Le ton est donné, et l’archétype du gay peut se rhabiller. L’homosexuel du Marais, à slip Calvin Klein et teint orangé, n’intéresse pas les mauvais génies de ce nouveau Tour de pédalos ; cabaret éclaté, galerie de portraits déjantés, les artistes lèvent le voile sur l’homo condamné en Afrique ou au Moyen-Orient, comme sur le pédé honteux d’une bourgeoisie archaïque.
Tout y passe. Numéros trashs, défilés de monstres, chansons dures ou douces, Les pédalos prônent le tir à vue sur les nouveaux moralisateurs de la jeune classe politique, les amalgames puants et l’homophobie latente.
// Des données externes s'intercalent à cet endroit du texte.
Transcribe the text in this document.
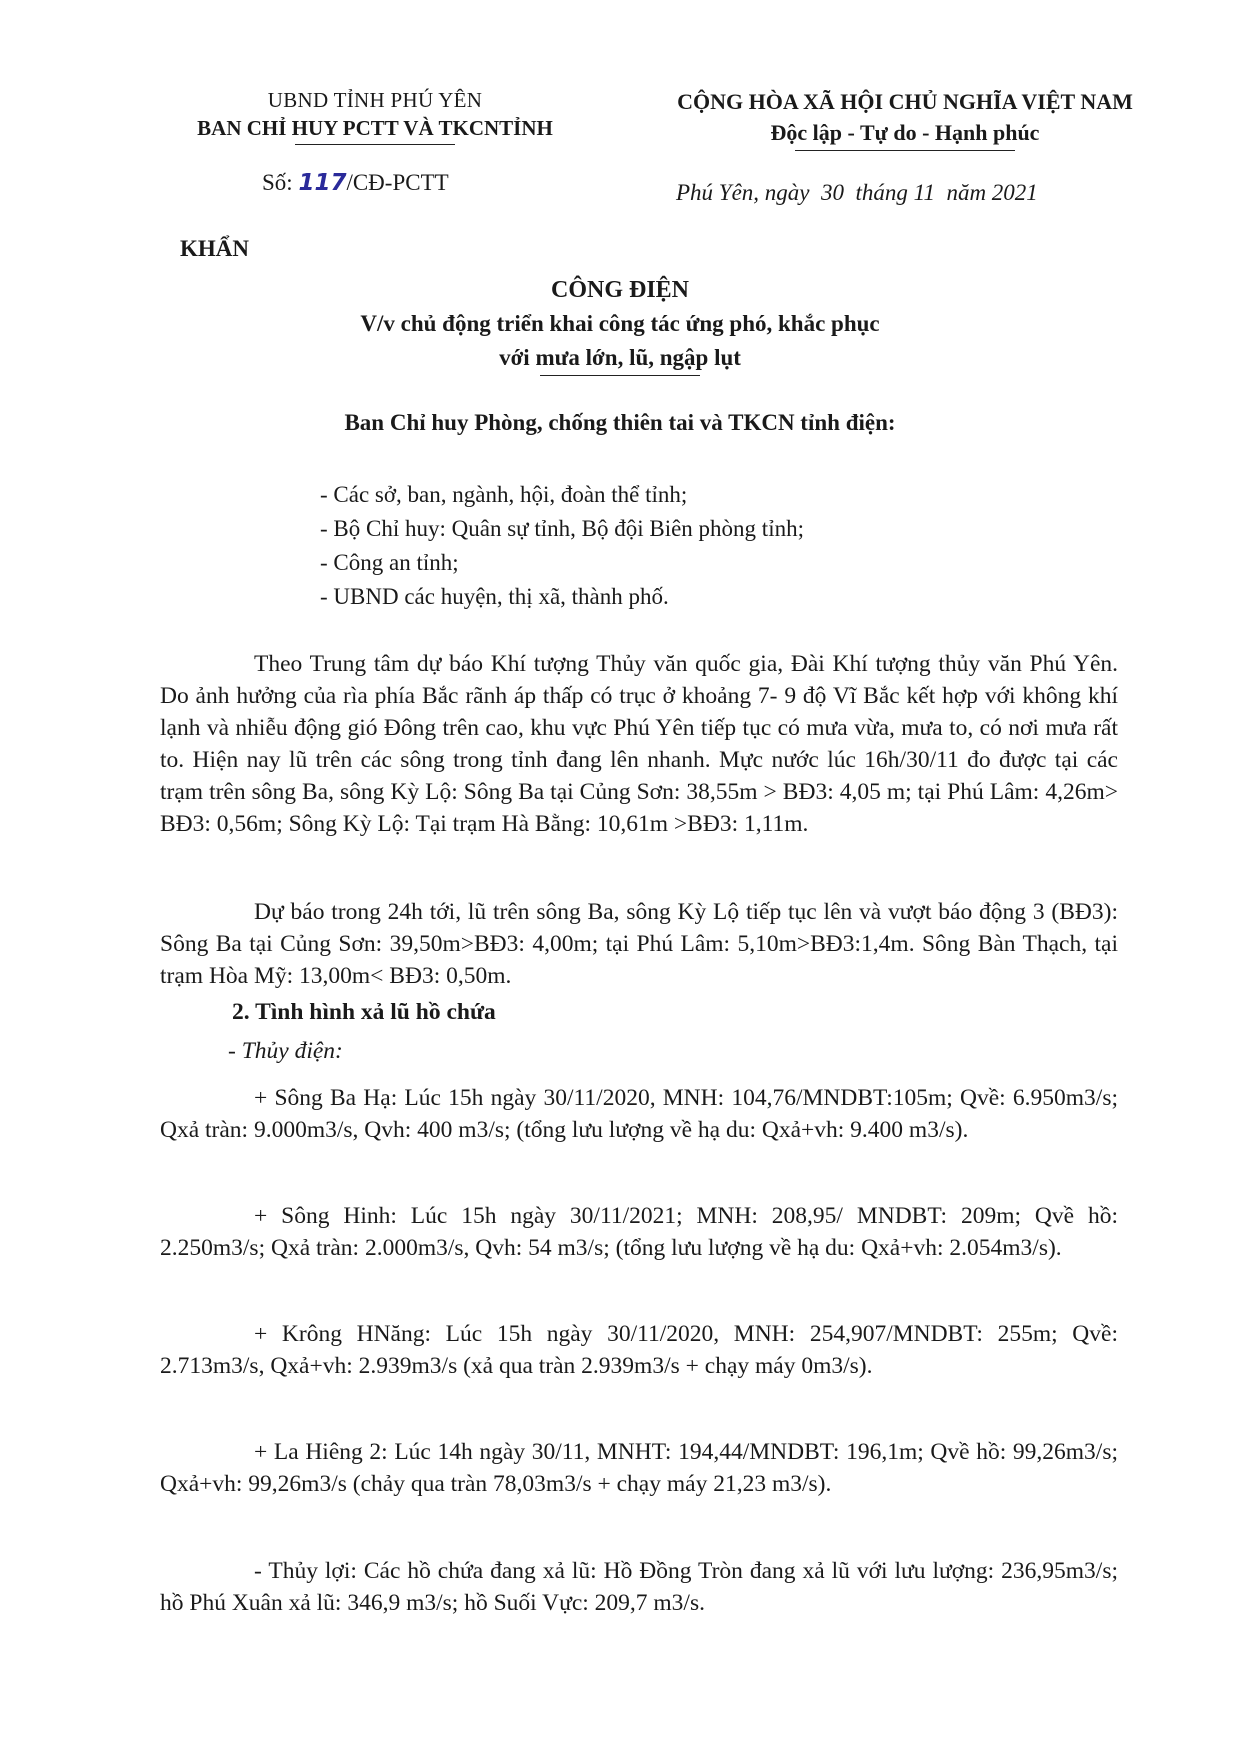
UBND TỈNH PHÚ YÊN
BAN CHỈ HUY PCTT VÀ TKCNTỈNH
CỘNG HÒA XÃ HỘI CHỦ NGHĨA VIỆT NAM
Độc lập - Tự do - Hạnh phúc
Số: 117/CĐ-PCTT	Phú Yên, ngày  30  tháng 11  năm 2021
KHẨN
CÔNG ĐIỆN
V/v chủ động triển khai công tác ứng phó, khắc phục
với mưa lớn, lũ, ngập lụt
Ban Chỉ huy Phòng, chống thiên tai và TKCN tỉnh điện:
- Các sở, ban, ngành, hội, đoàn thể tỉnh;
- Bộ Chỉ huy: Quân sự tỉnh, Bộ đội Biên phòng tỉnh;
- Công an tỉnh;
- UBND các huyện, thị xã, thành phố.
Theo Trung tâm dự báo Khí tượng Thủy văn quốc gia, Đài Khí tượng thủy văn Phú Yên. Do ảnh hưởng của rìa phía Bắc rãnh áp thấp có trục ở khoảng 7- 9 độ Vĩ Bắc kết hợp với không khí lạnh và nhiễu động gió Đông trên cao, khu vực Phú Yên tiếp tục có mưa vừa, mưa to, có nơi mưa rất to. Hiện nay lũ trên các sông trong tỉnh đang lên nhanh. Mực nước lúc 16h/30/11 đo được tại các trạm trên sông Ba, sông Kỳ Lộ: Sông Ba tại Củng Sơn: 38,55m > BĐ3: 4,05 m; tại Phú Lâm: 4,26m> BĐ3: 0,56m; Sông Kỳ Lộ: Tại trạm Hà Bằng: 10,61m >BĐ3: 1,11m.
Dự báo trong 24h tới, lũ trên sông Ba, sông Kỳ Lộ tiếp tục lên và vượt báo động 3 (BĐ3): Sông Ba tại Củng Sơn: 39,50m>BĐ3: 4,00m; tại Phú Lâm: 5,10m>BĐ3:1,4m. Sông Bàn Thạch, tại trạm Hòa Mỹ: 13,00m< BĐ3: 0,50m.
2. Tình hình xả lũ hồ chứa
- Thủy điện:
+ Sông Ba Hạ: Lúc 15h ngày 30/11/2020, MNH: 104,76/MNDBT:105m; Qvề: 6.950m3/s; Qxả tràn: 9.000m3/s, Qvh: 400 m3/s; (tổng lưu lượng về hạ du: Qxả+vh: 9.400 m3/s).
+ Sông Hinh: Lúc 15h ngày 30/11/2021; MNH: 208,95/ MNDBT: 209m; Qvề hồ: 2.250m3/s; Qxả tràn: 2.000m3/s, Qvh: 54 m3/s; (tổng lưu lượng về hạ du: Qxả+vh: 2.054m3/s).
+ Krông HNăng: Lúc 15h ngày 30/11/2020, MNH: 254,907/MNDBT: 255m; Qvề: 2.713m3/s, Qxả+vh: 2.939m3/s (xả qua tràn 2.939m3/s + chạy máy 0m3/s).
+ La Hiêng 2: Lúc 14h ngày 30/11, MNHT: 194,44/MNDBT: 196,1m; Qvề hồ: 99,26m3/s; Qxả+vh: 99,26m3/s (chảy qua tràn 78,03m3/s + chạy máy 21,23 m3/s).
- Thủy lợi: Các hồ chứa đang xả lũ: Hồ Đồng Tròn đang xả lũ với lưu lượng: 236,95m3/s; hồ Phú Xuân xả lũ: 346,9 m3/s; hồ Suối Vực: 209,7 m3/s.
Comment vivre gay, si serré dans sa tête et son boxer ? Comment survivre dans les banlieues, face à un Islam intégriste ou à une mère juive ? Et le mariage, l’adoption, l’homoparentalité ?
Il y a trente ans, en complicité avec Jean-Michel Ribes, Alain Marcel et ses complices triomphaient dans Essayez donc nos pédalos, coup-de-poing dans le bas-ventre des idées reçues. En France ou off-Broadway, ces premiers Pédalos répondaient en 1979 aux préjugés véhiculés par le succès de La Cage aux folles. Ils tordaient le cou à une middle class rance qui confondait déjà pédé et pédophile, sexualité et maladie. « Nous les tantes », chantaient-ils en choeur.
Autre temps, autres moeurs. À nouveau dirigée par Alain Marcel, auteur entre autres de L’Opéra de Sarah (Molière 2009 du théâtre musical), une nouvelle bande de doux dingues bariolés s’attaque à une France autrement moisie, où les stéréotypes plus rétrogrades que jamais font encore fureur. Objet provocateur, insolent et salubre, Encore un tour de pédalos travaille au corps le retour en force de l’hypocrisie sournoise et de la bonne marche à suivre. Vulgaire et raffiné, sensible et explosif, hargneux et caressant ; monstrueusement gay.